Hayakawa, Takashi and Toshio Aoyagi. Learning in Neural Networks Based on a Generalized Fluctuation Theorem. arXiv:1504.03132. Reported more in Universality Affirmations, as the Abstract details, Kyoto University researchers join systems physics and neuroscience to reveal a persistence of universally recurring phenomena, under a rubric of fluctuation theories.

Higgins, Irina, et al. Symmetry-Based Representations for Artificial and Biological General Intelligence. arXiv:2203.09250. DeepMind, London really intelligent persons IH, Sebastien Racaniere and Danilo Rezende scope out ways that an intersect of computational frontiers with neuroscience studies can benefit each field going forward. Once again, an Earthificial realm becomes more brain-like as human beings may first program so that the algorithms can process their appointed tasks (if all goes to plan) and come up with vital contributions on their own.

Biological intelligence is remarkable in its ability to produce complex behaviour in diverse situations. An ability to learn sensory representations is a vital need, however there is little agreement as to what a good representation should look like. In this review we contend argue that symmetry transformations are a main principle. The idea these phenomena affect some aspects of a system but not others, has become central in modern physics. Recently, symmetries have gained prominence in machine learning (ML) by way of more data efficient and generic algorithms that mimic complex behaviors. Taken together, these symmetrical effects suggest a natural framework that determines the structure of the universe and consequently shapes both biological and artificial intelligences. (Abstract excerpt)
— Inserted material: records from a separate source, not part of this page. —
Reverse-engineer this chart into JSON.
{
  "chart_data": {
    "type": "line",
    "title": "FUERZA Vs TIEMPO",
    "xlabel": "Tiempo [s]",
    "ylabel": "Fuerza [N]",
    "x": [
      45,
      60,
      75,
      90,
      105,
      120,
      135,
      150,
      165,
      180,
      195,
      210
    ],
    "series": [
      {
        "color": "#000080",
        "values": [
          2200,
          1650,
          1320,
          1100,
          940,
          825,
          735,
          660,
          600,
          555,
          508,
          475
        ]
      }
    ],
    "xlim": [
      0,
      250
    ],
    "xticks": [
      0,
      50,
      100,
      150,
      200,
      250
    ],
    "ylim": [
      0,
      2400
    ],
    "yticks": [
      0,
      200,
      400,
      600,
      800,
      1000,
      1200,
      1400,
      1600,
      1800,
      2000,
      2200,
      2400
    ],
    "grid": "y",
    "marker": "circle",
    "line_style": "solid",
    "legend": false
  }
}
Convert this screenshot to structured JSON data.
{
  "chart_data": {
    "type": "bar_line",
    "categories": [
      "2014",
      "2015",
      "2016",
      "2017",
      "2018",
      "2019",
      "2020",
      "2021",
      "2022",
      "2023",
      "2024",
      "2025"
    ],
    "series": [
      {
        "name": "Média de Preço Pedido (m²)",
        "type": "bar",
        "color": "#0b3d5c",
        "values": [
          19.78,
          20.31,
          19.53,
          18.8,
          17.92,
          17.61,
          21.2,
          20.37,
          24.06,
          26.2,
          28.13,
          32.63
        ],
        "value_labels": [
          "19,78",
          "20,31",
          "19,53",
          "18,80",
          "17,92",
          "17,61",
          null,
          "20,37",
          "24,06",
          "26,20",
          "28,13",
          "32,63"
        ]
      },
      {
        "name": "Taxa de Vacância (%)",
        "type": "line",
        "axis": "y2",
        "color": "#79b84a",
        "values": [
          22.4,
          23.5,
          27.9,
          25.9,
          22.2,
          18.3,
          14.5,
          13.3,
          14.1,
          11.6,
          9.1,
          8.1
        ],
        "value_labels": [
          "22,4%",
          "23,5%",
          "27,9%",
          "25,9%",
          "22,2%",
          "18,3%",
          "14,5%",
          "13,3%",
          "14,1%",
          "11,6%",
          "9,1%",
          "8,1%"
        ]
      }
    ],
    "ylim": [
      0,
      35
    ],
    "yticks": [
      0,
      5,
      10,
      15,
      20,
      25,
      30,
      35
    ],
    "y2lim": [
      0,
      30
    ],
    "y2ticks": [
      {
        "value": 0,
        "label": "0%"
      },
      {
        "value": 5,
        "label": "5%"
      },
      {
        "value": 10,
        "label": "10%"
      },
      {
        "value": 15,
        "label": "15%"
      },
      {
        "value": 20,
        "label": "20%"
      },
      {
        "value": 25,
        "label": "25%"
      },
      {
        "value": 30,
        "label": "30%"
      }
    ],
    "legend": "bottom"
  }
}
Kelleher, John. Deep Learning. Cambridge: MIT Press, 2019. John D. Kelleher is Academic Leader of the Information, Communication, and Entertainment Research Institute at the Technological University Dublin provides another up-to-date survey that is wide-ranging in scope along with in depth examples.

In the MIT Press Essential Knowledge series, computer scientist John Kelleher offers an accessible, concise and comprehensive introduction to the artificial intelligence revolution and its techniques. He explains, for example, how deep learning enables data-driven decisions by identifying and extracting patterns from large datasets, how it learns from large, complex data sets and much more. He describes important deep learning architectures such as autoencoders, recurrent neural networks, as well as such recent developments as Generative Adversarial Networks.